DOCA vs ALPHADROLMineralocorticoid
FLORINEF vs ALPHADROLMineralocorticoid
DOCA vs FLUIDILMineralocorticoid
FLORINEF vs FLUIDILMineralocorticoid
DOCA vs IWILFINMineralocorticoid Receptor Antagonist
FLORINEF vs IWILFINMineralocorticoid Receptor Antagonist
DOCA vs KERENDIAMineralocorticoid Receptor Antagonist
FLORINEF vs KERENDIAMineralocorticoid Receptor Antagonist
DOCA vs PERCORTENMineralocorticoid
Clinical Q&A

Frequently Asked Questions

Common clinical questions about DOCA vs FLORINEF, answered by our medical review team.

1. What is the main difference between DOCA and FLORINEF?

DOCA is a Mineralocorticoid that works by Desoxycorticosterone acetate (DOCA) is a mineralocorticoid hormone that binds to mineralocorticoid receptors in the distal renal tubules, promoting sodium reabsorption and potassium excretion, leading to increased extracellular fluid volume and blood pressure.. FLORINEF is a Corticosteroid (Mineralocorticoid) that works by Fludrocortisone is a synthetic corticosteroid with predominantly mineralocorticoid activity, promoting sodium retention and potassium excretion in the distal renal tubules, thereby increasing extracellular fluid volume and blood pressure.. They differ in pharmacokinetic profiles, FDA-approved indications, and side effect profiles.

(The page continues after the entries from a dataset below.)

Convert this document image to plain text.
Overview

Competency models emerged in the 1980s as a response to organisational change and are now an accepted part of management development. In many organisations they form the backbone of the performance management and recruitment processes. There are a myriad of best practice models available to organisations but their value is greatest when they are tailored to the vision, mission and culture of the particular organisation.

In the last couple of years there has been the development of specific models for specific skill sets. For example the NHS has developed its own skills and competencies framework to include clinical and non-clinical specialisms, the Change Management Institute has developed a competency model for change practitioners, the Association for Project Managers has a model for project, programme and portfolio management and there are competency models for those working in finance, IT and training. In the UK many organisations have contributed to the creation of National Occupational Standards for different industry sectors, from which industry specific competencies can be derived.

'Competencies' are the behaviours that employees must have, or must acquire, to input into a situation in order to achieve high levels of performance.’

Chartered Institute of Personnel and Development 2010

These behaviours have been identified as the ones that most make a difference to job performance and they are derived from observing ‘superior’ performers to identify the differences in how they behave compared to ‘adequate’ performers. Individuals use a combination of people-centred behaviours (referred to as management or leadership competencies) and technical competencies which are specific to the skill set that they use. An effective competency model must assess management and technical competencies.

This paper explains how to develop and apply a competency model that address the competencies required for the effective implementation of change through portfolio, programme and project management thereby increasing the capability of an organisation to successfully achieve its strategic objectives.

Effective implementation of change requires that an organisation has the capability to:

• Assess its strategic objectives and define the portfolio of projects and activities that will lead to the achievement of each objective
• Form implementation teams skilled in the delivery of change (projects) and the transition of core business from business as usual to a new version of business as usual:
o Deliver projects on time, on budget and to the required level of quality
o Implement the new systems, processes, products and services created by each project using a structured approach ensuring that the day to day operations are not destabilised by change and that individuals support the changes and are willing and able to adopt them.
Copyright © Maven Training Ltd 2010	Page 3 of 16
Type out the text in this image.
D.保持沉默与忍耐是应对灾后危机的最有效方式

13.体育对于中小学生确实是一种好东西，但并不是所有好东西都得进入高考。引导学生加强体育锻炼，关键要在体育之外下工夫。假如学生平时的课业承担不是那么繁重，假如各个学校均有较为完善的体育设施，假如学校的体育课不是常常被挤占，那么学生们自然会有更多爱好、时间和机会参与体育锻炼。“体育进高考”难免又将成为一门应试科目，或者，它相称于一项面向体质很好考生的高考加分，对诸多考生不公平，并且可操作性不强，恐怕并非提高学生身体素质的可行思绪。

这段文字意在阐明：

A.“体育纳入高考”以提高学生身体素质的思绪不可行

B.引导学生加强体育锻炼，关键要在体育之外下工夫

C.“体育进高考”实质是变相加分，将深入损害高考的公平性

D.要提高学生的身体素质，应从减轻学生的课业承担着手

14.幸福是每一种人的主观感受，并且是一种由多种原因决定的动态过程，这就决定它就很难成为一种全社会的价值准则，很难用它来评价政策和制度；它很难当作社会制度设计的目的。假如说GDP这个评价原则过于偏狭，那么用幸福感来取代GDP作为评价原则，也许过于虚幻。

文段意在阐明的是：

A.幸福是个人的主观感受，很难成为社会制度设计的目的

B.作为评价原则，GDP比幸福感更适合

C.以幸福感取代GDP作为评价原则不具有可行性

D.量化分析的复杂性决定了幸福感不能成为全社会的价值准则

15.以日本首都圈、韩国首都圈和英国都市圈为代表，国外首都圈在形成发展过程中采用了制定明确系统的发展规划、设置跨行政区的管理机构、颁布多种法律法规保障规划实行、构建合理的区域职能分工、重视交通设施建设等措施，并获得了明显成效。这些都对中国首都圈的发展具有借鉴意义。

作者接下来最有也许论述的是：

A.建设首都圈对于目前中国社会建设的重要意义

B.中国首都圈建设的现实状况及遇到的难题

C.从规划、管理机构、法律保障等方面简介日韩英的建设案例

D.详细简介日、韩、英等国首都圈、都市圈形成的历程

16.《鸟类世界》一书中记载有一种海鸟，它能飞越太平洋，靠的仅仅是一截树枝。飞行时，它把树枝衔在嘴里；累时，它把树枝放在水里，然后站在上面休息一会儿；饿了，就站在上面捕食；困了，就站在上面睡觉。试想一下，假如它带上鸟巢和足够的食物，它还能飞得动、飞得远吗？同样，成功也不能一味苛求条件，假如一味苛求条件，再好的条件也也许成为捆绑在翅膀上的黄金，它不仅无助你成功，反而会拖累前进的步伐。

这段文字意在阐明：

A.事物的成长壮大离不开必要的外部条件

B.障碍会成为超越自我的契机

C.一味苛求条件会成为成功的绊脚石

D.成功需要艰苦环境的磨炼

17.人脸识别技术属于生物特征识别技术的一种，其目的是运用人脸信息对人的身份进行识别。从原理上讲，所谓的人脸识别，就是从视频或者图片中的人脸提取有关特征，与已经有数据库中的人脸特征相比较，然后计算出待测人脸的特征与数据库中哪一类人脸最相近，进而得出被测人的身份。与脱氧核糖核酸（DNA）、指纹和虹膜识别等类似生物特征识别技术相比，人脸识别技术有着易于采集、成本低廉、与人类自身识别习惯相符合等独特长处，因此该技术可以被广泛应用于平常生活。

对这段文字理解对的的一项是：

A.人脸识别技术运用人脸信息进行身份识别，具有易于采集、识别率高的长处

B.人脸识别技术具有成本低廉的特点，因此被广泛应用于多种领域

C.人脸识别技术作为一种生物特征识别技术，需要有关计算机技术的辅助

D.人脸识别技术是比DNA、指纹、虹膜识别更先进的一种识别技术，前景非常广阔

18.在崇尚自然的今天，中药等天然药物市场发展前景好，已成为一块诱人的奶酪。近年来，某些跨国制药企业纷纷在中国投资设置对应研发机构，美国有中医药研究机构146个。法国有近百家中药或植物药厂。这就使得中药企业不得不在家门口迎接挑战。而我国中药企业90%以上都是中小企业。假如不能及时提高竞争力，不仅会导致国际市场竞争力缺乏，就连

2. Which is stronger: DOCA or FLORINEF?

Potency comparisons between DOCA and FLORINEF depend on the specific clinical indication. These are agents from distinct pharmacological classes and are not directly interchangeable by dose. A physician or clinical pharmacist should guide any therapeutic switching decisions.

3. What is the standard dosing for DOCA vs FLORINEF?

The standard adult dose of DOCA is: Desoxycorticosterone acetate (DOCA) is administered intramuscularly at a dose of 2 to 5 mg daily or 10 mg every 12 hours initially, then reduced to 1 to 2 mg daily or every other day for maintenance. Alternatively, a pellet implant of 125 mg or 250 mg can be used for prolonged effect.. The standard adult dose of FLORINEF is: 0.1 mg orally once daily, with range 0.1-0.2 mg/day. Dose may be divided twice daily if needed.. Dosing should always be individualized based on indication, renal and hepatic function, age, and other patient factors.

4. Can you take DOCA and FLORINEF together?

No direct drug-drug interaction has been formally documented between DOCA and FLORINEF in current clinical databases. However, individual patient risk factors including other medications, organ function, and comorbidities should always be evaluated by a qualified healthcare provider.

5. Are DOCA and FLORINEF safe during pregnancy?

The maternal-fetal safety profiles differ. DOCA is classified as Category C. FDA Pregnancy Category C. First trimester: feminization of male fetuses, including hypospadias and clitoral hypertrophy, due to androgenic activity. Second and third trimesters: ri. FLORINEF is classified as Category C. Fludrocortisone (Florinef) is a corticosteroid with mineralocorticoid activity. In animal studies, corticosteroids have been associated with cleft palate and other malformations. H. Always consult a maternal-fetal medicine specialist before taking either drug during pregnancy or lactation.